Of course, if we're making comparisons (and we almost always are), Google has a long way to go before it can swim in the same pool as Facebook, which has more than 750 million users.
Google+ for Business beta Coming Soon
Christian Oestlien, Google’s Group Product Manager, on Google+ says that the volume of business applications for the Google+ beta program was so large that they've accelerated its availability. Soon, everybody will be able to join in on the fun.
The decision to move faster was initially hinted at last week in a blog post by Oestlien:
If you have not already, please be sure to submit your business for our test phase.

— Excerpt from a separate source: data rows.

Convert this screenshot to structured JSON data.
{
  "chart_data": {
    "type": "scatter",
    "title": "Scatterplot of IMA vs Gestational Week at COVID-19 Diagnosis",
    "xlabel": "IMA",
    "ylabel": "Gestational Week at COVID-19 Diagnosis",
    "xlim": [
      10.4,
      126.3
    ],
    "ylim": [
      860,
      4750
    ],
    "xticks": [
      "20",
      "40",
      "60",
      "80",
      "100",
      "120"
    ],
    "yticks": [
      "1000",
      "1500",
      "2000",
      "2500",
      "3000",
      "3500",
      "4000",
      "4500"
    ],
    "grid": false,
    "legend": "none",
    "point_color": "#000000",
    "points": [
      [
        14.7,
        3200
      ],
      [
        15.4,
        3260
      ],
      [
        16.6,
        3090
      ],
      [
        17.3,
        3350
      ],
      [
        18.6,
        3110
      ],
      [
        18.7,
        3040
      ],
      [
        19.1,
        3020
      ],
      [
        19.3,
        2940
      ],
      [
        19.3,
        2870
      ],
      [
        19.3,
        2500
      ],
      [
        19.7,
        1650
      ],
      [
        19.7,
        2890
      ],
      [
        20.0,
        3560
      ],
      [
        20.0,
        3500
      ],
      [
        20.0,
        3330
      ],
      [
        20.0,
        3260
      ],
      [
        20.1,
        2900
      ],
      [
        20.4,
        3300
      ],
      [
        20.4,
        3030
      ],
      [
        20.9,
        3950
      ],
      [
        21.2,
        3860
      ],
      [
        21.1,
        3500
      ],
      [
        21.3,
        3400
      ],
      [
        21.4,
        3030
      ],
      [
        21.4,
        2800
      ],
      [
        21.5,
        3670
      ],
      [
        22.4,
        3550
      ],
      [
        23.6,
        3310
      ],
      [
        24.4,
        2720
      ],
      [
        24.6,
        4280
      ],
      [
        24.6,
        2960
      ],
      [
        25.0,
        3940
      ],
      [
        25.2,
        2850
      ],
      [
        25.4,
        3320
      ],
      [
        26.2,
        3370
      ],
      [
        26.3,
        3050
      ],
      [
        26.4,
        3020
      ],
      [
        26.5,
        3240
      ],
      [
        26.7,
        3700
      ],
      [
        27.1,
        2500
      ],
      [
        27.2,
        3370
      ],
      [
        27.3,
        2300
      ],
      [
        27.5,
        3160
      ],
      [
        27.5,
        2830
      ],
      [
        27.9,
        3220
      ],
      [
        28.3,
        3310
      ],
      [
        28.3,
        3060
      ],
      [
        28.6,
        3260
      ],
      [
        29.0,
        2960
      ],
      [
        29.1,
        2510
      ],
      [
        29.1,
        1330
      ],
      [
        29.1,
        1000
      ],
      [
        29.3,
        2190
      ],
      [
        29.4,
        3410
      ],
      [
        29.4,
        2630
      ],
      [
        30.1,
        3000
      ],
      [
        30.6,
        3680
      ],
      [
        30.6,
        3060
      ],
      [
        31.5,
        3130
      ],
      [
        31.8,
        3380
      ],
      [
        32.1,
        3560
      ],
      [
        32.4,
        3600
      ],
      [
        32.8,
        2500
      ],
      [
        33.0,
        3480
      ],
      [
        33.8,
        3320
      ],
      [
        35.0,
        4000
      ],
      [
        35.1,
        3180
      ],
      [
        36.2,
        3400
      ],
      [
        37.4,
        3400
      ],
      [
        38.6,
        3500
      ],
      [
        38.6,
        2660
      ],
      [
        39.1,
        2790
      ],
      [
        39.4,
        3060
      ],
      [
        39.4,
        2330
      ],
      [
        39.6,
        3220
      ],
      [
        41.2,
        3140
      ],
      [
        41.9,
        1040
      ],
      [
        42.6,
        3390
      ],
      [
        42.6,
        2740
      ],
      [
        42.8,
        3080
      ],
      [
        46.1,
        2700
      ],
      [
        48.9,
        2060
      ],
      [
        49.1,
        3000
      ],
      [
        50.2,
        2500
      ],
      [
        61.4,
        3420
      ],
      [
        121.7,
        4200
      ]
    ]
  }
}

We will be closing this form on Friday (July 15th) at 6pm PST. To the thousands upon thousands of businesses that applied to be a part: THANK YOU! We won't be able to accommodate everyone, but your interest has got us very focused on accelerating our development plans.
The deadline followed up Oestlien's request that brands not create Google+ profiles, which, naturally led to more than a handful going ahead and doing it anyway (the list includes Ford, Breaking News and Mashable). Since then, Google+ has shut down and reactivated these accounts on multiple occasions for reasons that are still unclear.
Today, Google seems to be encouraging businesses with an accelerated road map. There's no specified date, but in the meantime Oestlien strongly recommends finding "a real person" that is willing to represent your org as him or herself on Google+ using the consumer profiles.
Google Goes to Court
Word on the street is Google might be willing settle Oracle's lawsuit over the alleged infringement of Java patents in Google's Android OS.
Oracle sued Google last August, claiming the Android OS violates seven Java-related patents that Oracle acquired when it bought Sun Microsystems. Damages are supposedly in the US$ 2.6 billion range, but until now Google has adamantly denied any wrongdoing and claims Oracle's damages estimate is "breathtaking."
Both companies filed papers Wednesday, providing the court with an update on the reexamination of Oracle's patents, and whether or not they think the case should be "stayed," or put on hold. While Google hasn't specified whether or not it is seeking a settlement, this filing mark indication that the giant may be open to the idea.
"In a fundamental departure from the positions it previously articulated in its public filings and its public statements, Google clearly blinks," wrote Florian Meuller, a patent attorney who has been following the case.